A day does not go by without a technology vendor waving banners about securing data in the cloud with strong encryption. File sync and cloud storage controller vendors are the new kids on the block that tout the benefits of using strong encryption algorithms such as AES-256 and RSA to secure data in the cloud. A strong encryption algorithm is one of the key mechanisms for securing data in the cloud. The encryption process can take place either on the client side, on the gateway, or in the cloud itself. An encryption algorithm derives strength from its sophisticated mathematical operations and a strong a random number generator which is the foundation for producing strong cryptographic keys. A weak random number generator can produce keys that are predictable and thus easy to guess.

weakrandom-number-generator

We know that a cryptographic algorithm can take any plain data and a key and run it through mathematical operations to create cipher data. However, these sophisticated mathematical operations can be rendered useless if one uses keys that can be easily guessed. Making keys longer is one way to make your keys stronger but if those long keys are using bits that are predictable then the keys are of low quality and your data in the cloud is at risk.

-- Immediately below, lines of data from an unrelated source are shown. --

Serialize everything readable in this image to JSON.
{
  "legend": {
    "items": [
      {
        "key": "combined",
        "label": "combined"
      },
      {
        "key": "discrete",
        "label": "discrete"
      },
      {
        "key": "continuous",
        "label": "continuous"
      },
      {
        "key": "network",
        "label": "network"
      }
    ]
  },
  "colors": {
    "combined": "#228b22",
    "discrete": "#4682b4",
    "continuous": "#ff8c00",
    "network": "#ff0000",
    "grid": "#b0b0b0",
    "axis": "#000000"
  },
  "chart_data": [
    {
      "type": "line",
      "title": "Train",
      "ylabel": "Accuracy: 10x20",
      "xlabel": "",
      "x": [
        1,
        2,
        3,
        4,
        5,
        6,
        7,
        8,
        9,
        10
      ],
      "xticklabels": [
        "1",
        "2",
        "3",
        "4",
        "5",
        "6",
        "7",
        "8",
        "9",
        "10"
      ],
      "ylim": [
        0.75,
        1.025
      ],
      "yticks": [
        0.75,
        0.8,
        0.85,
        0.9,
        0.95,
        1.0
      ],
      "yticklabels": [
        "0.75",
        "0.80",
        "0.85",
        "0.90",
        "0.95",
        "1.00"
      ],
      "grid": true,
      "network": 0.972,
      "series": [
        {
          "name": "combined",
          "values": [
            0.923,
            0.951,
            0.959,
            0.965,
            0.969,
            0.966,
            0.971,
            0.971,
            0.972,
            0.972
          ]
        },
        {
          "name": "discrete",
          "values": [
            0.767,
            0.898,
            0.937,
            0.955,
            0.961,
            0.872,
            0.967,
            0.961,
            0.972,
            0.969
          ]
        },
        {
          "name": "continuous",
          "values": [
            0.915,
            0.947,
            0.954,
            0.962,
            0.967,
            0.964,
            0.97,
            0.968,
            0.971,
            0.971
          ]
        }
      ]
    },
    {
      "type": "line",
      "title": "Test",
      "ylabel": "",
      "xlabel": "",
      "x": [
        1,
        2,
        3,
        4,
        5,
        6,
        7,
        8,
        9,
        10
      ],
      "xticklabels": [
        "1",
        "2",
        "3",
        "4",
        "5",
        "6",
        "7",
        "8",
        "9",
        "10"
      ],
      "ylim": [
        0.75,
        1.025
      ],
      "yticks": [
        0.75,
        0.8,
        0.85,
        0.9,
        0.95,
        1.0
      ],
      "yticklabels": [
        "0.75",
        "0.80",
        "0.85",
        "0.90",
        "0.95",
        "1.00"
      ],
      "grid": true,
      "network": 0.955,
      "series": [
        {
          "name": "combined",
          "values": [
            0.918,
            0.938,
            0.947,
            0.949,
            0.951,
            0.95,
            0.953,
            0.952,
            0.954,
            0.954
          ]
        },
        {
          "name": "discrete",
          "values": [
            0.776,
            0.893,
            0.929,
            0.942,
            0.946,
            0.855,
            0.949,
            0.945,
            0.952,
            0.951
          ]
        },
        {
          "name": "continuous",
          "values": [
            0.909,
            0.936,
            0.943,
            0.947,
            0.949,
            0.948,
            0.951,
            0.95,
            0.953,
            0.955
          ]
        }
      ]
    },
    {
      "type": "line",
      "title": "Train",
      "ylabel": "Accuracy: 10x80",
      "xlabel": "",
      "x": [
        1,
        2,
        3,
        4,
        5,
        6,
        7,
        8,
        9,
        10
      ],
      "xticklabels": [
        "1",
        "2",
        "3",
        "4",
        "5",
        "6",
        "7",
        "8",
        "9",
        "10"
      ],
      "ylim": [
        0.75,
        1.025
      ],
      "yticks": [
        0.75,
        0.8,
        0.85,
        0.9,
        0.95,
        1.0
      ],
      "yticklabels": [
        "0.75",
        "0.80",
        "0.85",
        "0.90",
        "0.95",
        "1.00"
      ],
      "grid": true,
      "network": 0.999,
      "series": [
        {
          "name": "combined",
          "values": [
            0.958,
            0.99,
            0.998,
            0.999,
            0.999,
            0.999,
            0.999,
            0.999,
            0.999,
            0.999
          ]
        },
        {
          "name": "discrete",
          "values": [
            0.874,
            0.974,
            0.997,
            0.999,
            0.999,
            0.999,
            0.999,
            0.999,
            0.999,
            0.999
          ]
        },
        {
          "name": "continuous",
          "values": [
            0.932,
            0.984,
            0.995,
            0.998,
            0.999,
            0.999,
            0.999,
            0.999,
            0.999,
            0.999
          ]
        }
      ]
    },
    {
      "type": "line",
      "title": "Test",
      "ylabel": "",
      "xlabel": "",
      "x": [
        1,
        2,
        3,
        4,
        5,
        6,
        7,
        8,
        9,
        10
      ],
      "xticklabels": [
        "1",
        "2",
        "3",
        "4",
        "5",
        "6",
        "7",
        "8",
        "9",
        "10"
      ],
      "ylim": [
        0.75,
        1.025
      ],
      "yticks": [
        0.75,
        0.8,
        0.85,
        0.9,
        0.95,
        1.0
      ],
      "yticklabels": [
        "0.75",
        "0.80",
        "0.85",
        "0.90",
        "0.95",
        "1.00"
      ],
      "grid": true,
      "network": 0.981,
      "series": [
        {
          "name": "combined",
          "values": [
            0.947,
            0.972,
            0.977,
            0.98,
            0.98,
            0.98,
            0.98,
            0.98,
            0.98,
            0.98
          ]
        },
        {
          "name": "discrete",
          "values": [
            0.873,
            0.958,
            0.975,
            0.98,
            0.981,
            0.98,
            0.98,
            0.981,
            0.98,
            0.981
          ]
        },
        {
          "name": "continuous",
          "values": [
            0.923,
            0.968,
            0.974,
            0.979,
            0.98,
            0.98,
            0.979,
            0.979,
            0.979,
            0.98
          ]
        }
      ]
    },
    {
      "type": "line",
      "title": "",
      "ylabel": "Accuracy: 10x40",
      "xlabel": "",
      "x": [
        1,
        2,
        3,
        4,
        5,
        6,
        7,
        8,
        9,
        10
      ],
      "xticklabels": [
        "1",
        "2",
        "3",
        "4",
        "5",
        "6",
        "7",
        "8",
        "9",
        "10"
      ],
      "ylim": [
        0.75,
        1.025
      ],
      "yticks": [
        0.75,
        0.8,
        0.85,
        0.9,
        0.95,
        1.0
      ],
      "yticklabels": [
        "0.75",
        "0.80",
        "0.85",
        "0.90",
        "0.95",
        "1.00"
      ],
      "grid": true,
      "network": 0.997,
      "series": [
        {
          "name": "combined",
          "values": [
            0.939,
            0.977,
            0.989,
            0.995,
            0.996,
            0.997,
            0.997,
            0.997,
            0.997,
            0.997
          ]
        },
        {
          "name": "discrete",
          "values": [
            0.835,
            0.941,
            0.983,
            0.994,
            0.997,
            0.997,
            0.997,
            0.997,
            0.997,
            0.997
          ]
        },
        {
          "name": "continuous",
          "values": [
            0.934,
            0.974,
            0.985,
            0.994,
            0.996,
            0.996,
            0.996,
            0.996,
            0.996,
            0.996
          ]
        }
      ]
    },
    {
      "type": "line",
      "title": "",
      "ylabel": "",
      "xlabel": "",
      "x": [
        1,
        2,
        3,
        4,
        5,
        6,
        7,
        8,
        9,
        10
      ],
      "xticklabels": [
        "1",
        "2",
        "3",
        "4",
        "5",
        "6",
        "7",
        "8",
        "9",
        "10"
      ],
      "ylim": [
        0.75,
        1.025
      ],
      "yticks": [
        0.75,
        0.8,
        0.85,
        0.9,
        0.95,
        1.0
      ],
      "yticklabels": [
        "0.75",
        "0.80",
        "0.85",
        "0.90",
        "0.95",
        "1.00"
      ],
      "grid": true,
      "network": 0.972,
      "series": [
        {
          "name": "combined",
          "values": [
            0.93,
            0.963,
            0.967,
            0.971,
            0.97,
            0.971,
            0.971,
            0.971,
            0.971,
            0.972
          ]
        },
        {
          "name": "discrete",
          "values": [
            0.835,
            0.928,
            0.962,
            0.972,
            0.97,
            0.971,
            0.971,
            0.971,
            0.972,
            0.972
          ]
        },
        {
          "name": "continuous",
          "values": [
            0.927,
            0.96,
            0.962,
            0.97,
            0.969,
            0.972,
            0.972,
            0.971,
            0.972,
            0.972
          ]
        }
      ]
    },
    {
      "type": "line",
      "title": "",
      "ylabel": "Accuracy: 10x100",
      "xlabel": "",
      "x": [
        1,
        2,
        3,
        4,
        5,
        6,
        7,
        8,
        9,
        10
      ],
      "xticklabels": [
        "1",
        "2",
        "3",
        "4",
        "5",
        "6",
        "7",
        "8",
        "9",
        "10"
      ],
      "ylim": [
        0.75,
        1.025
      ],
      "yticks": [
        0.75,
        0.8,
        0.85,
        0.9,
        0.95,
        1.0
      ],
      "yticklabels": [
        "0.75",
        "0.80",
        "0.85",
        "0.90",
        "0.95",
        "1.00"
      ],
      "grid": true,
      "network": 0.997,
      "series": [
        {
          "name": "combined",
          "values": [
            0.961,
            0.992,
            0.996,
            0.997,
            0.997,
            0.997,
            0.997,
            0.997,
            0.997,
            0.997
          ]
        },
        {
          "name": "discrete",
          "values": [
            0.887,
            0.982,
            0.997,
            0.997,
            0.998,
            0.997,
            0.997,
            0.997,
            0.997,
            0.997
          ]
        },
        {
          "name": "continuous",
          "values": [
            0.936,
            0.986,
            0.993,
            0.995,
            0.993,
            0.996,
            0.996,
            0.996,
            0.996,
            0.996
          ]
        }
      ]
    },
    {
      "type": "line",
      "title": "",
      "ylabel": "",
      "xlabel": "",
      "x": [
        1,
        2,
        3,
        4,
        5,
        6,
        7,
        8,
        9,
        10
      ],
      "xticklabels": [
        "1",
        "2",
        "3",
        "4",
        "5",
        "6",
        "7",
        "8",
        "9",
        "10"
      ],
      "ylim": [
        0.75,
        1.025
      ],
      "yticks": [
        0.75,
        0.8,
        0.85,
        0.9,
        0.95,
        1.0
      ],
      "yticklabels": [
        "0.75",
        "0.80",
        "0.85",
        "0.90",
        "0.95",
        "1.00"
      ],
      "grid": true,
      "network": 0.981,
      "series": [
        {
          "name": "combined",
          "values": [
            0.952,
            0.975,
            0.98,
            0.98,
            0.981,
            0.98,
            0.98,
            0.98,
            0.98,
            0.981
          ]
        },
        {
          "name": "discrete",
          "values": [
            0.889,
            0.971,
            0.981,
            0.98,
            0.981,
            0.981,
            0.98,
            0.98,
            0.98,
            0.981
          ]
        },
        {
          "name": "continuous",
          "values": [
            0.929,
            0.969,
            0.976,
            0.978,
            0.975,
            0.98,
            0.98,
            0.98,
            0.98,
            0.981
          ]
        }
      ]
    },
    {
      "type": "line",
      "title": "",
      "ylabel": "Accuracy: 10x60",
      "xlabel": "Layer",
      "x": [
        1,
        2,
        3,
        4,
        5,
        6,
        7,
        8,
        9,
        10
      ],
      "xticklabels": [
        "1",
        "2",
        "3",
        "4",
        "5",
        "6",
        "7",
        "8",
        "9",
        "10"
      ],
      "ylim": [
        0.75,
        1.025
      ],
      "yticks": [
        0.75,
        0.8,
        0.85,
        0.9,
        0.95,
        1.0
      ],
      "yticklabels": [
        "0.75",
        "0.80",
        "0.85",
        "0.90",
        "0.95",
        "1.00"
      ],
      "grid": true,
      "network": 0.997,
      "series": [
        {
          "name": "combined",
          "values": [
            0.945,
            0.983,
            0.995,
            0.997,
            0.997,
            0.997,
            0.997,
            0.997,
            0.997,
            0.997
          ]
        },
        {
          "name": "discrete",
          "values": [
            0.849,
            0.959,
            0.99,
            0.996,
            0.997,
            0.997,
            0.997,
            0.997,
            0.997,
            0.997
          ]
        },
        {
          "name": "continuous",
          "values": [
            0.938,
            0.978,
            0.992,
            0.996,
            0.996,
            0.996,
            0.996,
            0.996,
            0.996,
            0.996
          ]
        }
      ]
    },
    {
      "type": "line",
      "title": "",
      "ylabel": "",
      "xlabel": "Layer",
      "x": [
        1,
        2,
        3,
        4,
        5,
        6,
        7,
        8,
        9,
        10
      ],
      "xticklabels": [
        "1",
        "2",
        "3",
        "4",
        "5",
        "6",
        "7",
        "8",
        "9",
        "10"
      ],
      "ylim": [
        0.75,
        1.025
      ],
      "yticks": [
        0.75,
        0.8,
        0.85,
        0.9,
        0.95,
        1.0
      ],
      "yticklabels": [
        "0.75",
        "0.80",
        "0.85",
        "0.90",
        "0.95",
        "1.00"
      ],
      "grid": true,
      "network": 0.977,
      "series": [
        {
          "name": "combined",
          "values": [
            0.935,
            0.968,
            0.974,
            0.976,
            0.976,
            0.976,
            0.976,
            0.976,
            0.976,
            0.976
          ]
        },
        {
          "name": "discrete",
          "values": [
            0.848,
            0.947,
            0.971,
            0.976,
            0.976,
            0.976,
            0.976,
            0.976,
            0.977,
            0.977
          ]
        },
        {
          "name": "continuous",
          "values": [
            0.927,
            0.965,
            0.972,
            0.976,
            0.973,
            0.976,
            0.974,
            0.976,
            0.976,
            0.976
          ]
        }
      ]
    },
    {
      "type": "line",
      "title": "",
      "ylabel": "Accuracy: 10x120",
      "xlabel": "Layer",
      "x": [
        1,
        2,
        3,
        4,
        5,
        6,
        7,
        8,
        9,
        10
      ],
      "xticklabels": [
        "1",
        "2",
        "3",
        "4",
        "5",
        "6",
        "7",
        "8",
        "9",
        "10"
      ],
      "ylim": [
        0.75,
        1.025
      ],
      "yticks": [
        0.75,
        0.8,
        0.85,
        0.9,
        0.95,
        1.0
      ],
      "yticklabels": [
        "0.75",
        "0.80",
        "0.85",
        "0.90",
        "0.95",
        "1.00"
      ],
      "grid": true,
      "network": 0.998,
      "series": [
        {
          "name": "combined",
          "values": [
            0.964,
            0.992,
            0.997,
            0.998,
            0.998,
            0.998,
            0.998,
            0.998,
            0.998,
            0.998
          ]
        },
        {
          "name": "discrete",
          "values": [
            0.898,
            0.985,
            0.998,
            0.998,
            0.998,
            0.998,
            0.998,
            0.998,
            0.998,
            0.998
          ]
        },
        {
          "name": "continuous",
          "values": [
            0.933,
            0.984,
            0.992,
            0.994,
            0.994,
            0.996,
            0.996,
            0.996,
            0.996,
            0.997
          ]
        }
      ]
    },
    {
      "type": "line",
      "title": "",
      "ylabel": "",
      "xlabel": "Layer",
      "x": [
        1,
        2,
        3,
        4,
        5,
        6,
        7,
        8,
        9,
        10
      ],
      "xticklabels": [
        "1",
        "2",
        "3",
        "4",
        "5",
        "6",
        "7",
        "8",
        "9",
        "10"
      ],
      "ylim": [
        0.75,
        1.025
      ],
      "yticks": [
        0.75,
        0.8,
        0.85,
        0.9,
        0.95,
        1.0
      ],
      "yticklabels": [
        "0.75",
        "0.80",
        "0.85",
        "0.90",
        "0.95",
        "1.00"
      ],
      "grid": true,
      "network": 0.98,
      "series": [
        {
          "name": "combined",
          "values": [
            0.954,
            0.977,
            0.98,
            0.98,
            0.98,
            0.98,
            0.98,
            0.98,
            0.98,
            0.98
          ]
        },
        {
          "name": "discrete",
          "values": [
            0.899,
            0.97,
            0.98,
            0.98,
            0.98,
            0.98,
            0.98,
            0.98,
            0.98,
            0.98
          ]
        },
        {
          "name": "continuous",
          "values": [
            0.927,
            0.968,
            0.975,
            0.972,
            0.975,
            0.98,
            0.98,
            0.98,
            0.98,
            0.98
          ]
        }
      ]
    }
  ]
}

The generation of bits (key material) for the keys is one of the most important factors in determining the strength of your encryption process. The generation of your key material is based on your system’s Pseudo-Random Number Generator (PRNG). Time and time again, security experts have highlighted the folly of having your keys being generated based on a weak PRNG. One of the foundations of strong cryptography is a strong PRNG. A well designed PRNG provides your cryptographic engine with truly random bits for your keys, where every new key that is generated is different from the previous ones and there is no consistent pattern in the key material.

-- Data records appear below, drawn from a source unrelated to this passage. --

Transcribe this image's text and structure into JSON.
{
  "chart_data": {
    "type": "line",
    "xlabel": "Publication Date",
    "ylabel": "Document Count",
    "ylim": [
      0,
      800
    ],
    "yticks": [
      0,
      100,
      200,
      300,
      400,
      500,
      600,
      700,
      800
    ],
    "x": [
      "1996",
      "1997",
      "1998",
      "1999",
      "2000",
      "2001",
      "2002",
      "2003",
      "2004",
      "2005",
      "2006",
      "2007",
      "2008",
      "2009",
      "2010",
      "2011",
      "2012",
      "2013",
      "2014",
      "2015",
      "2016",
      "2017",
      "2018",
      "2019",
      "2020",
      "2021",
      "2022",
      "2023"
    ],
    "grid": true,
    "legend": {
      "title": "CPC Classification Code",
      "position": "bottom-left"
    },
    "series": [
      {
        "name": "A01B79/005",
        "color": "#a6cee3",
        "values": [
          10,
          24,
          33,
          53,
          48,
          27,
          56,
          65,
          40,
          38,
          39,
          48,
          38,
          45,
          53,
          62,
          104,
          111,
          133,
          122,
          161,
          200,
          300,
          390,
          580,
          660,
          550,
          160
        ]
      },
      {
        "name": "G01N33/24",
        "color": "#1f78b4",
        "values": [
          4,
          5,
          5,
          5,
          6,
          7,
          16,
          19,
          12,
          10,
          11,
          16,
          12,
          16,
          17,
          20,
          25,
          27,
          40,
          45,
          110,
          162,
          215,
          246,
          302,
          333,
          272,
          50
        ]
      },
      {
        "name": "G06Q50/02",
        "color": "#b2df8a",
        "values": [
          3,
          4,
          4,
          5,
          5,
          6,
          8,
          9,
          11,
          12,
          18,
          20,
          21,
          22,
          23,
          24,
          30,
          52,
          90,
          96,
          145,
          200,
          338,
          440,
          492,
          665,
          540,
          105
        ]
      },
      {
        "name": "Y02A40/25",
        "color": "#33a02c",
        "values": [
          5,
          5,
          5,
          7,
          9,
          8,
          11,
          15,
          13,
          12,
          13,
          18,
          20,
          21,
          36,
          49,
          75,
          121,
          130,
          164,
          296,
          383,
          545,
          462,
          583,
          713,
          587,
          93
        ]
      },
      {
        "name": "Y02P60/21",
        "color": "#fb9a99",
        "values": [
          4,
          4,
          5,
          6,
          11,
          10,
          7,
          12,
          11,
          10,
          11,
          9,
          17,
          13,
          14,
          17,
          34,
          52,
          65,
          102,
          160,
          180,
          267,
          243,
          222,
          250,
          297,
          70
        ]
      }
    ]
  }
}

Unfortunately, there are some cases where a PRNG is intentionally weakened to make the encryption scheme vulnerable for intruders. Any user that is looking to move data to the cloud should request its cloud solution provider to certify that it is using a strong PRNG to encrypt data. Since PRNGs are the weakest link in any encryption scheme, we encourage all users to request their respective vendors to certify that their PRNGs indeed produce highly random data. If a cloud vendor dances around this topic or provides vague answers then you know there is something wrong with their encryption scheme.